With regard to the exclusive music label rights, the situation is more complicated than the SAMR order implies. 

Essentially, TME had that exclusive rights for a long time. But several months ago, the exclusivity had dissolved greatly. Immediately prior to the order, Tencent already lost most of its exclusive rights with top western labels. This order would continue to strip away that with domestic and Asian labels.

A brief history:

Tencent had held exclusive Chinese streaming rights from Sony Music Entertainment (SME), Universal Music Group (UMG), and Warner Music Group (WMG), the top 3 global music labels, for a long time, establishing a de facto streaming monopoly of songs by top foreign artists in China. The Shenzhen-based internet giant also held exclusive rights to many Chinese labels.
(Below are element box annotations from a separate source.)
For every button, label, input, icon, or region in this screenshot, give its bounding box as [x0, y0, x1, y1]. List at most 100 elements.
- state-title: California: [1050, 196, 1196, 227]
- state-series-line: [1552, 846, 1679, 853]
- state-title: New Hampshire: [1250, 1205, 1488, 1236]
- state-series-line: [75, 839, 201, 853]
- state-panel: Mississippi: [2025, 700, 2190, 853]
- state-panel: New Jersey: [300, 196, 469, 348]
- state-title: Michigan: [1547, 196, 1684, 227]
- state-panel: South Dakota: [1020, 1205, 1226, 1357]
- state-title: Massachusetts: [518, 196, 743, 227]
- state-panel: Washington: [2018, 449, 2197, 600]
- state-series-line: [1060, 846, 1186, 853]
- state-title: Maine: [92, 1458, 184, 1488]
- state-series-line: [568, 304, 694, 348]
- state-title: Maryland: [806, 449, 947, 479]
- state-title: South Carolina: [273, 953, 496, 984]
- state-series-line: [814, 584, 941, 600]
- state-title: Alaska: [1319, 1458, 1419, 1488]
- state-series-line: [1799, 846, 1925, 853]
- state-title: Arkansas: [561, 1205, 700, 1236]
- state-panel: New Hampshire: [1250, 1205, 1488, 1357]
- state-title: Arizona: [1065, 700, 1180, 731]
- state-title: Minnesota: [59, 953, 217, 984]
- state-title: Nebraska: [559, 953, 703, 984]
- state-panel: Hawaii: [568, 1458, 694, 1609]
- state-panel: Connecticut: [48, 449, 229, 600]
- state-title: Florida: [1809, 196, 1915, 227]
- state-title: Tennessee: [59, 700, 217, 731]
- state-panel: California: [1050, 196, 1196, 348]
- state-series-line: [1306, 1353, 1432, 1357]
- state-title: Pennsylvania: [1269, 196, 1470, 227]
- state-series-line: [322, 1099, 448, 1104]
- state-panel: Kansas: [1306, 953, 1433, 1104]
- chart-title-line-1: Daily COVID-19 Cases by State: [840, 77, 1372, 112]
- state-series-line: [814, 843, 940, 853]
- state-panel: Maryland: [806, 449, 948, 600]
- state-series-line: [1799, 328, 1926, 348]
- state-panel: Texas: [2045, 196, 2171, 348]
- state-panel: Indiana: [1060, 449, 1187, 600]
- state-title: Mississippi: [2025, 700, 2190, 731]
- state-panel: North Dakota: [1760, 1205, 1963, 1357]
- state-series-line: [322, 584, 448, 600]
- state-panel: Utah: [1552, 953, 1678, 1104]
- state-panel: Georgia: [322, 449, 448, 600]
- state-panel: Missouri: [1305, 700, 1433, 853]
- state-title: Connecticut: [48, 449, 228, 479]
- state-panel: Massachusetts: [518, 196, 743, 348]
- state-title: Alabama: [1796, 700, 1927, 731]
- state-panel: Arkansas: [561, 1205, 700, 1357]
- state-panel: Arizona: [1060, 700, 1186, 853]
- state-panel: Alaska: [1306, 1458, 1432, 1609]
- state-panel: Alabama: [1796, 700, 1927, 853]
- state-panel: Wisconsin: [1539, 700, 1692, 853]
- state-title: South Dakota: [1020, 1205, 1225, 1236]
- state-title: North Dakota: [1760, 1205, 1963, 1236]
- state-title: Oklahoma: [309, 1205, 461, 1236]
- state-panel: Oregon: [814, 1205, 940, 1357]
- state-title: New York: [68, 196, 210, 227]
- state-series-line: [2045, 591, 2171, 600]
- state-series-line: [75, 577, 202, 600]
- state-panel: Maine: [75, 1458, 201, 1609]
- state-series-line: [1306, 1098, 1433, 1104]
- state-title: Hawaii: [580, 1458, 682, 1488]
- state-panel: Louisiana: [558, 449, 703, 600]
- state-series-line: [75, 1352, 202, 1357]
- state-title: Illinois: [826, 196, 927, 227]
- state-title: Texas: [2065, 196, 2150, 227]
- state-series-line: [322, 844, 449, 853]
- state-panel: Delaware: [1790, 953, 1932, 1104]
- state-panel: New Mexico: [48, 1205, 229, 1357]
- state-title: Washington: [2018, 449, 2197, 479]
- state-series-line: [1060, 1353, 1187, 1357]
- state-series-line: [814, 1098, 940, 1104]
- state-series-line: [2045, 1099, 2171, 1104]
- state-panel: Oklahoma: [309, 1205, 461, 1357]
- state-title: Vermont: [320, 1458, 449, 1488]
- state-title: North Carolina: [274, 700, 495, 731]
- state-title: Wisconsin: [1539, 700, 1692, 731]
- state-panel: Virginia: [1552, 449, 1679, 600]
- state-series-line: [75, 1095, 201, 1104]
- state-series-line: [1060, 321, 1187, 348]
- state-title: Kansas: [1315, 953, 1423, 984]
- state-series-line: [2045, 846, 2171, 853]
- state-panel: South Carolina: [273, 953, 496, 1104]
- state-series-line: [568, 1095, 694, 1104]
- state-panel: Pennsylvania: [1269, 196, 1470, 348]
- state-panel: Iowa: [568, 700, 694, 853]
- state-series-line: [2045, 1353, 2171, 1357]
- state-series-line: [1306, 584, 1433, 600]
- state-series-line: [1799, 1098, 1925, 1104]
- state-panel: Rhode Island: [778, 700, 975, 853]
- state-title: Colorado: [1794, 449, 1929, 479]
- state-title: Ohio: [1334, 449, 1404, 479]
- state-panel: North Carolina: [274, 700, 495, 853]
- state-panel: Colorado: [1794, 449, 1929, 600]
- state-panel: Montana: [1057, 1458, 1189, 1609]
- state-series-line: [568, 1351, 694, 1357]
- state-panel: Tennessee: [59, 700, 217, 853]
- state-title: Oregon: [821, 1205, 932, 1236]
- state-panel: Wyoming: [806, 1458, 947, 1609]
In 2014, Tencent sued NetEase Cloud Music, one of its biggest rivals, for violation of its streaming rights by uploading more than 600 songs. That lawsuit started a chain reaction of streaming platforms suing and counter-suing each other, resulting in chaos that gained market watchdogs’ attention. 

Copyright and market regulators began summoning executives from various music streaming companies, resulting in Tencent and NetEase Cloud Music signing a landmark rights swapping deal that covered more than 1.5 million songs previously exclusively licensed to Tencent’s QQ Music platform (formerly 2nd in market share). In the following years, the two companies signed more similar deals.

Although Tencent’s leadership in streaming music licensing began to chip away around that time, the company made up by merging its music business units with China Music Corporation, which owned Kugou (formerly market leader) and Kuwo (3rd in market share), in 2016, forming what later on became TME. These turns of events can be seen as Tencent’s effort to relinquish exclusive rights and comply with regulators, while reasserting its former intention to dominate the market.

Competitors have long been calling for the prices of music label licensing to drop. NetEase’s founder and CEO William Ding once said that the price is 2 to 3 times over the rational level, to the point that competition had been severely hindered. While not pointing fingers, Ding is referring to Tencent and subsequently TME paying large sums to secure exclusivity.

The February 2021 closure of Xiami Music, a niche music streaming platform and social network owned by Alibaba, brought even more public and regulatory attention to TME, as it would seem like even Alibaba can’t fend off Tencent. Rumors began to float that TME were facing antitrust investigations. (Meanwhile, Tencent itself is indeed the target of many recent antitrust investigations that revolved around its acquisitions of shares of other Chinese internet companies, like Xiaohongshu, Sougou, or Cheetah Mobile.)

NetEase was eventually able to sign licensing deals with Warner and UMG in 2020, and then with SME in May this year, breaking TME’s blockade to top global labels. 

However, TME still retains contractual exclusivity with mainly the following categories: 1) several top Asian labels, including Mainland China’s ModernSky, Korea’s YG, and JVR, which is owned by pop singer Jay Chou, 2) a few less dominating western label companies, such as Cooking Vinyl and Kobalt Music; 3) music rights to popular TV and internet reality shows, such as Youth with you(青春有你)and Chuang(创造营).

With SAMR’s new sweeping order, it’s lto be expected that all of those aforementioned exclusive rights would be stripped away from TME, resulting in a level of market competition and platform freedom for users that is never before seen. 

This is especially good news to the likes of conventional competitors like NetEase and potentially Alibaba, and also emerging challengers in the streaming music and music social networking scene, including ByteDance and Kuaishou.

Tencent sources indicated that while the order takes away short term platform safety, the company generally sees the new order as a clear and good move towards open competition on the market. And they are particularly comforted by the final amount of the SAMR fine, which definitely doesn’t impact the business operation as much as the previously reported billion number.